Male and female humans have contributed unequally to geographic expansion due to biological and behavioural differences. Dispersive genetic forces act quickly on uniparental sequences, which leads to changes in sequences, with one population branching off from the other. Mutations at the AZFc region or DYS448, which are regional specific or to some extent ethnic group-specific, are examples (Adnan et al., 2018; Adnan et al., 2021). These haplogroups were previously predicted using SNPs, which was a conventional method, but now these haplogroups can be successfully predicted from Y-STRs using different software packages like Nevgen and Whit Athey’s Haplogroup Predictor Tool (Athey, 2006). These software packages render quite precise information, which is supported by SNPs typing results. This might be due to STRs being more polymorphic as compared to SNPs (He et al., 2019). Studies on Y-STRs are still ongoing with several new applications. Ravasini et al. have identified four phylogenetically related samples with a null allele at DYS448 and a tetrallelic pattern at DYF387S1, two Y-STRs located in the AZFc. Through MPS analysis, they found that the unusual Y-STR pattern may be due to a 1.6 Mb deletion arising concurrently or after a 3.5 Mb duplication event. Jordamovic et al., predicted the Y haplogroup using Whit Athey’s Haplogroup Predictor, based on haplotype data on Powerplex Y 23 -STR markers. They found that Athey’s Haplogroup Predictor offers more accurate results and a higher probability of detecting rare haplogroups as compared to SNPs results. Luo et al. have characterized the genetic structure and forensic parameters of the She and Hakka ethnic groups from Guangdong province of China. They ascertained that Guangdong Hakka has a close relationship with Southern Han, and the genetic pool of Guangdong Hakka was influenced by closely located Han populations. The predominant haplogroups of the Guangdong She group were O2-M122 and O2a2a1a2-M7, while Guangdong She clustered with other Tibeto-Burman language-speaking populations.

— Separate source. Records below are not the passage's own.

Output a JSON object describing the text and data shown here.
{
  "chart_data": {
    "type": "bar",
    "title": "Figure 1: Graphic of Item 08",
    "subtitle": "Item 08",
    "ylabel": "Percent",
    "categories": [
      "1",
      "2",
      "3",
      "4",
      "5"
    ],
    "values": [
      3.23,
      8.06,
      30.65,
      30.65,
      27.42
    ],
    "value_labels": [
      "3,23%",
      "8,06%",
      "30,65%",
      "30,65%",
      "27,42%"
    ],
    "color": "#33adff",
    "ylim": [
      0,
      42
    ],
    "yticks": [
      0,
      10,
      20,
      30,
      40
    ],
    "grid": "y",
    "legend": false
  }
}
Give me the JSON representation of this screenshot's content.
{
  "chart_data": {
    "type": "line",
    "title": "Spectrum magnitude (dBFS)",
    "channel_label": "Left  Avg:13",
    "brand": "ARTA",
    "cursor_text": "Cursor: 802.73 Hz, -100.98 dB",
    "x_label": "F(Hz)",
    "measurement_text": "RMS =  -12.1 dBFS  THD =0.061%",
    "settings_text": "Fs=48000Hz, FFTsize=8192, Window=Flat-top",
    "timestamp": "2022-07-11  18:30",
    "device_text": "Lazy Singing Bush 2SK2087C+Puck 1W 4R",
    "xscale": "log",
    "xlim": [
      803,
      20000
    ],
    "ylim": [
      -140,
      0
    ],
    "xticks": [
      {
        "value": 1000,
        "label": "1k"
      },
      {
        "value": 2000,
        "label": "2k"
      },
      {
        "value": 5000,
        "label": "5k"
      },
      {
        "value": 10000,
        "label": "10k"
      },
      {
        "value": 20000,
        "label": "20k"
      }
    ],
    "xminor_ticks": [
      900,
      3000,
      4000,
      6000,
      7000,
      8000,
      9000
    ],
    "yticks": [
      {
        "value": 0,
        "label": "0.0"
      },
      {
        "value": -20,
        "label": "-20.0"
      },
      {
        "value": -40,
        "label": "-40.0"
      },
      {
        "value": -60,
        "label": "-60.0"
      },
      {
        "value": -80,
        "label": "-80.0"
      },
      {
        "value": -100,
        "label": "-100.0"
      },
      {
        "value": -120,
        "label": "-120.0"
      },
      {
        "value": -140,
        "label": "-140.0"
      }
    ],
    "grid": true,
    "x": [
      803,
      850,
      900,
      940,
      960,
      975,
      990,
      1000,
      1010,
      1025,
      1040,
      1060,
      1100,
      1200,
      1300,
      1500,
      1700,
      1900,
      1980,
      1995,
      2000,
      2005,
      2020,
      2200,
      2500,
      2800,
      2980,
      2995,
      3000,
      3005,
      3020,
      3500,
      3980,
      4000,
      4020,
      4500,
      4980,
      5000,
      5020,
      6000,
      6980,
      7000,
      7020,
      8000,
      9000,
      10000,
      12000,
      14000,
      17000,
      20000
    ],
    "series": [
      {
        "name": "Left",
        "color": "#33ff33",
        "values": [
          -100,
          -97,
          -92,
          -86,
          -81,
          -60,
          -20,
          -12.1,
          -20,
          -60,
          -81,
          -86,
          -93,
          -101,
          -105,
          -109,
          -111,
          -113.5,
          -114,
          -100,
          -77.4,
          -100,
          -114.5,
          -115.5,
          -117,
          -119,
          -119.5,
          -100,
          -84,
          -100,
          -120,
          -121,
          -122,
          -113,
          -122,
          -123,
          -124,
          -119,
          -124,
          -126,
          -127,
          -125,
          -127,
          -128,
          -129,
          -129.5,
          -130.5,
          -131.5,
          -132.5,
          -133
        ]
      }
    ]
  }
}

Bini et al. studied the relationships between old (16–18th century remains) and modern male populations of a population isolate from Roccapelago, which is a small village located in the Northern Central Apennines in Italy. In total, 14 modern samples and 25 ancient mummies were genotyped. They utilized several techniques to ascertain relationships between the old and modern-day populations from this area. Y haplogroup predictor tool (Athey, 2006) and Nevgen software (Cetkovic Gentula, 2015) were used to infer Y haplogroups from Y-STR haplotypes, which showed a close relationship between old and modern samples. Network analysis showed relationships between the two sets of samples.

The combined employment of various forensic genetics and archaeogenetic techniques demonstrates the value of a multidisciplinary approach, which is perhaps the way forwards for human Y chromosome analysis. Indeed, the Y chromosome continues to march on.